Ashok Leyland Finance Ltd ventures into consumer loans

Financing consumer durables is the in thing amongst lenders these days. The latest to enter this segment is the Chennai-based truck finance major Ashok Leyland Finance Ltd. The reasons? The car finance segment has become very competitive and is nearly monopolised by foreign banks. On the other hand, demand for commercial vehicles is playing a seesaw game. On the big ticket lending - corporate side - several accounts are getting sticky.

Given this situation, financial institutions have to look at other avenues for parking their funds. And the one area of profitable credit deployment is financing of consumer durables purchases. It should be noted that the housing finance industry is doing well. Now a new house means at least one or two new consumer durables purchases. However, there are low spreads in retail lending.

"The future growth of any finance company hinges upon process efficiencies and the ability to carry on profitable operations by handling volumes in a low margin regime," reasons Mr S Nagarajan, managing director of ALFL.

Ashok Leyland Finance is holding parleys with consumer goods dealers and retailers for pushing its financing product. "In this business, consumer goods dealers are the fulcrum," says Mr Nagarajan. According to him, the company will not be appointing any direct selling agents for selling its consumer durables loans. "We will leverage our 140 branch offices spread nationwide, and our proposed portal for the purpose." On the other hand, the company will engage chartered accountant firms for appraising the loan proposals.

"We plan to disburse around Rs 100 crore this fiscal and gradually ramp up the volumes to Rs 300 crore in three years' time," Mr SV Parthasarathy, vice president - operations, says. The company will be matching competition on zero per cent interest plans that are offered by bigger players like ICICI. ALFL is talking to some consumer durables manufacturers for the purpose.
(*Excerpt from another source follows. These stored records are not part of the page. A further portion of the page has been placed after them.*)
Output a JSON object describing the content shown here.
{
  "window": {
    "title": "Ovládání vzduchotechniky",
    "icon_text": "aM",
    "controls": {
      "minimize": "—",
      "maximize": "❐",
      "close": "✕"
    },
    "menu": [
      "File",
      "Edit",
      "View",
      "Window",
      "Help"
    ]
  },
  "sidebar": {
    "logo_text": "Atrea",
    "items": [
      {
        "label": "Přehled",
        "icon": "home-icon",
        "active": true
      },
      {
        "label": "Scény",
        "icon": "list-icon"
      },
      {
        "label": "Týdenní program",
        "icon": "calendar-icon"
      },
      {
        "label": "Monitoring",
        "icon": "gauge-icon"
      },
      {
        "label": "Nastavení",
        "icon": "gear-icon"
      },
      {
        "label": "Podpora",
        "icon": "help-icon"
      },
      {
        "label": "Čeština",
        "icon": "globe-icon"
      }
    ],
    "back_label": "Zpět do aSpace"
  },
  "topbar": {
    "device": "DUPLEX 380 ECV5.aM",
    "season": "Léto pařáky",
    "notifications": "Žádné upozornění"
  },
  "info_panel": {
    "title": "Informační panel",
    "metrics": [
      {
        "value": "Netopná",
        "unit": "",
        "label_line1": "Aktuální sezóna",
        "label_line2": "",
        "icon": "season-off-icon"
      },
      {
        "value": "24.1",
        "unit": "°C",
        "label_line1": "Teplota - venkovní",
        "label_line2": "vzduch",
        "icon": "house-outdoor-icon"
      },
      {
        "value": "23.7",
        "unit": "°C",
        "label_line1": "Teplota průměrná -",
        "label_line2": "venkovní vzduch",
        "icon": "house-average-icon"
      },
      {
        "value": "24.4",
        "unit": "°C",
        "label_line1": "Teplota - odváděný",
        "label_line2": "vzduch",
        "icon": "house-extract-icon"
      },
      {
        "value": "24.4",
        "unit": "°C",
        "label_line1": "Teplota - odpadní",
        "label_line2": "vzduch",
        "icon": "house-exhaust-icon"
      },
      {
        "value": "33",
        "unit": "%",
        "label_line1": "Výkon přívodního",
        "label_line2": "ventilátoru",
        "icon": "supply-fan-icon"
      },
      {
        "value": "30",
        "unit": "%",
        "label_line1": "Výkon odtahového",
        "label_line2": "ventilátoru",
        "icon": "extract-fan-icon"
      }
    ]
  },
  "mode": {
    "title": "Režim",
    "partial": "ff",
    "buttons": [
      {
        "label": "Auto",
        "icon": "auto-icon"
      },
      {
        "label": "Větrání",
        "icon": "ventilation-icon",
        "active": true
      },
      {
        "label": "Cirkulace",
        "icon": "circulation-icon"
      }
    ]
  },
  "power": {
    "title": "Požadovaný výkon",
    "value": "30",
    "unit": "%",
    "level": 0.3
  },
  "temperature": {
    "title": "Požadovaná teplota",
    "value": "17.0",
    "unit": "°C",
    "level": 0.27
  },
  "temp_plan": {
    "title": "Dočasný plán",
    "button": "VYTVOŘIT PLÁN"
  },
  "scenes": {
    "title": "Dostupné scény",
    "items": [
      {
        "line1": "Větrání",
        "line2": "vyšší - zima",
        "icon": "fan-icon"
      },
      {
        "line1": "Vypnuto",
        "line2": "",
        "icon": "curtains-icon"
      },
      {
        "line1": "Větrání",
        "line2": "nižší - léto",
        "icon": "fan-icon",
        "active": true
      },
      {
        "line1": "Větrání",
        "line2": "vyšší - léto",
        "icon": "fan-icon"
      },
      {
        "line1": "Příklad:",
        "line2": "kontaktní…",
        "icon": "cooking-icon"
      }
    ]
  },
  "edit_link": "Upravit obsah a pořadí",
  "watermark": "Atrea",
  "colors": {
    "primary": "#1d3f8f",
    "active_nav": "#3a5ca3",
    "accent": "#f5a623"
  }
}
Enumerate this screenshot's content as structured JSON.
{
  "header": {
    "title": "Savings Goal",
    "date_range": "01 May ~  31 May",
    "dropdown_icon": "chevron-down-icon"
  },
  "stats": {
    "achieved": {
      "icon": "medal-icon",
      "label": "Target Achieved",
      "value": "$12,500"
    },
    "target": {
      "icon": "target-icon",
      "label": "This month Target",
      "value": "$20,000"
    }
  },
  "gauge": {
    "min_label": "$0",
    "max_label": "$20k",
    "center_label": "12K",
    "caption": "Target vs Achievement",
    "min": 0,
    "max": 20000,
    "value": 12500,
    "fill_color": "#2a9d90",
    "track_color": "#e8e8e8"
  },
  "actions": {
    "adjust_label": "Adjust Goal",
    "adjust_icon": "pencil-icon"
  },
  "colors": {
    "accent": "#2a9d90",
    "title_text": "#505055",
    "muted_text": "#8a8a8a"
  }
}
"But what most of the non-banking finance companies including us can't match big player competition like ICICI, GE Capital on, is the cheap cost of finance available to them," says Mr Nagarajan. According to him, in retail financing the spread will have to be not less than five per cent for a financier to be viable. "The cost of managing a retail loan is around two per cent, and other risks like interest rate fluctuations are also to be factored in."